Yes, I’m trying this again.  I’ve been writing journal entries to myself lately and decided to bring my writing to the web.  At the moment this blog is private, but if I manage to keep up with updates, I’ll open it up to the public.

In terms of what’s new, I’ve deleted a good portion of my writing on this blog and changed the look and name.  What’s especially refreshing, however, is that I’m now on the other side of a nasty depression. 


Let’s back up.  

My last entry was written one month into a hypomanic episode.  (Anyone who has ever been any degree of manic should chuckle knowingly at this- mania tends to inspire a person into taking up old- or new- hobbies and committing to them greatly for a brief period of time.)  A combination of dropping a strong medication and graduating from college sent my mental system haywire.  I liken the second aspect to Angel from Buffy the Vampire Slayer: one moment of pure joy makes me cuckoo bananas. 

I was between psychiatrists at the time.  Dr. Win, my trusty psychiatrist through my college years, had to close her practice for a more lucrative and stable position due to family issues.  At the time she decided to do this, things couldn’t seem any better for me.  I had been doing so well, in fact, that Dr. Marc and I were throwing out words like “remission” and wondering if we might be able to close up shop.


God, that seems like a lifetime away.


It was hardly a week after graduation that I stopped sleeping.  (Sleep is your most sensitive barometer of mental wellness, especially for but not exclusively to those who are mentally ill.)  I’ve had problems with insomnia since the fourth grade, but I always found that I severely missed the sleep I wasn’t having- I wasn’t missing sleep now.  I was feeling no pain. 

Seeing as I’m relentlessly neurotic, it was hardly a heartbeat before I hopped on over to my bestie, WebMD.  A couple days into my sleeplessness I emailed Dr. Win- “I’m having all the symptoms of mania except that I’m not being reckless.”

“Sounds like you’re hypomanic.”

She prescribed me a new medication and told me to hang tight until I saw my new psychiatrist, Dr. G, who she recommended as her replacement and is my current psychiatrist.


My first appointment with Dr. G was colorful.  I was able to give an amusingly thorough and comprehensive account of my mental health history.  I walked away from that appointment with three diagnoses: bipolar II (which would later be changed to bipolar I), obsessive-compulsive disorder, and generalized anxiety disorder. 

I’d had diagnoses thrown around for most of my life, but never had I had anything securely in place.  I never had anything I could identify with or come to understand as the reasons behind my quirkiness. 

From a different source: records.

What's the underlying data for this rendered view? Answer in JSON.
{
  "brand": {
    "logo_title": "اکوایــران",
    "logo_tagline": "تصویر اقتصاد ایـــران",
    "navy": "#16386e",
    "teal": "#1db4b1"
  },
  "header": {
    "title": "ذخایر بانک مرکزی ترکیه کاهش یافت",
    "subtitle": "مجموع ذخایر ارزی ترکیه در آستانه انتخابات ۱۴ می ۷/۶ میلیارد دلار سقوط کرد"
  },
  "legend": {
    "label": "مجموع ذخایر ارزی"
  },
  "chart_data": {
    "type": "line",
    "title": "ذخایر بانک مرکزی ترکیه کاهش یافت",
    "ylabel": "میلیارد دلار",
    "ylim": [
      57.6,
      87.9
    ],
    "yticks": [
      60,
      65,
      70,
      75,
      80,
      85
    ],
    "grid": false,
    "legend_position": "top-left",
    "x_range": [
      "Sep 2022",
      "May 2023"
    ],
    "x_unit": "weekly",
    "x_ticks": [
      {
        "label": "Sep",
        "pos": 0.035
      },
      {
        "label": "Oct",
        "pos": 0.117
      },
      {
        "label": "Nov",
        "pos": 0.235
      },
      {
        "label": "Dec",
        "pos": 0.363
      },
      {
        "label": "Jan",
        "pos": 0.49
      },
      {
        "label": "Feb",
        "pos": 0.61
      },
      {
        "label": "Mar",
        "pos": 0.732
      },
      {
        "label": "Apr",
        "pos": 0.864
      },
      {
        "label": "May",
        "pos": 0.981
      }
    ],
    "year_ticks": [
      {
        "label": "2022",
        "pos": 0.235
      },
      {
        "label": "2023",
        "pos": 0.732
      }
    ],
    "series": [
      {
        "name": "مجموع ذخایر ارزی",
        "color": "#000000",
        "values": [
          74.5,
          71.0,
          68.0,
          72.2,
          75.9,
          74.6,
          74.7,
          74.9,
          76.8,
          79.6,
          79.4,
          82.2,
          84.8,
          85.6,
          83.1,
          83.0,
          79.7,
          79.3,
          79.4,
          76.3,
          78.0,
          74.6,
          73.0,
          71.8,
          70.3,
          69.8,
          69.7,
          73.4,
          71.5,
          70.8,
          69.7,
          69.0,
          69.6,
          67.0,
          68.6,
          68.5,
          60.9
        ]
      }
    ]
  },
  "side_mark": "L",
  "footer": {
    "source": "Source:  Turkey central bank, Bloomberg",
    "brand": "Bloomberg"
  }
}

I soon became acquainted with words like “rapid-cycling” and “ultra rapid-cycling” and “ultra-ultra rapid-cycling” (better known as “ultradian rapid-cycling”) and the terror that is “mixed moods”.  If you were ever under the impression that mania merely consists of being super stoked all the time, you should come to learn these definitions, as well as the kind of damage a person in an excessively good mood can do.  You should be aware of unbearable anxiety and uncalled-for irritability.  You should know that a person will do and say things they can't take back.  You should be aware of the fact that what goes up must come down. 

Like. A. Bitch.

Dr. G wouldn’t even say the word.  She called it “the big D”.  We did everything to prevent it, but to no avail.

I spent two seasons under the thumb of the big D.  We tried countless medications to manage it, only to end up back on the medication I initially dropped before graduation, the one that was supposedly unnecessarily strong.

Such is life.


10 months later, I’m not sure what I’m going to do with myself.  Initially I had to put off getting a job because of the mania, then it was the depression, now it’s the side effects.  Yes, I realize that I'm running out of excuses- I don’t know what I would do even if I was 100%.  I feel like I’m not good for anything except my story, which may be what inspired this writing.  

I believe I have a story to tell.


So, let’s see if I can stop being a lazy-ass and write.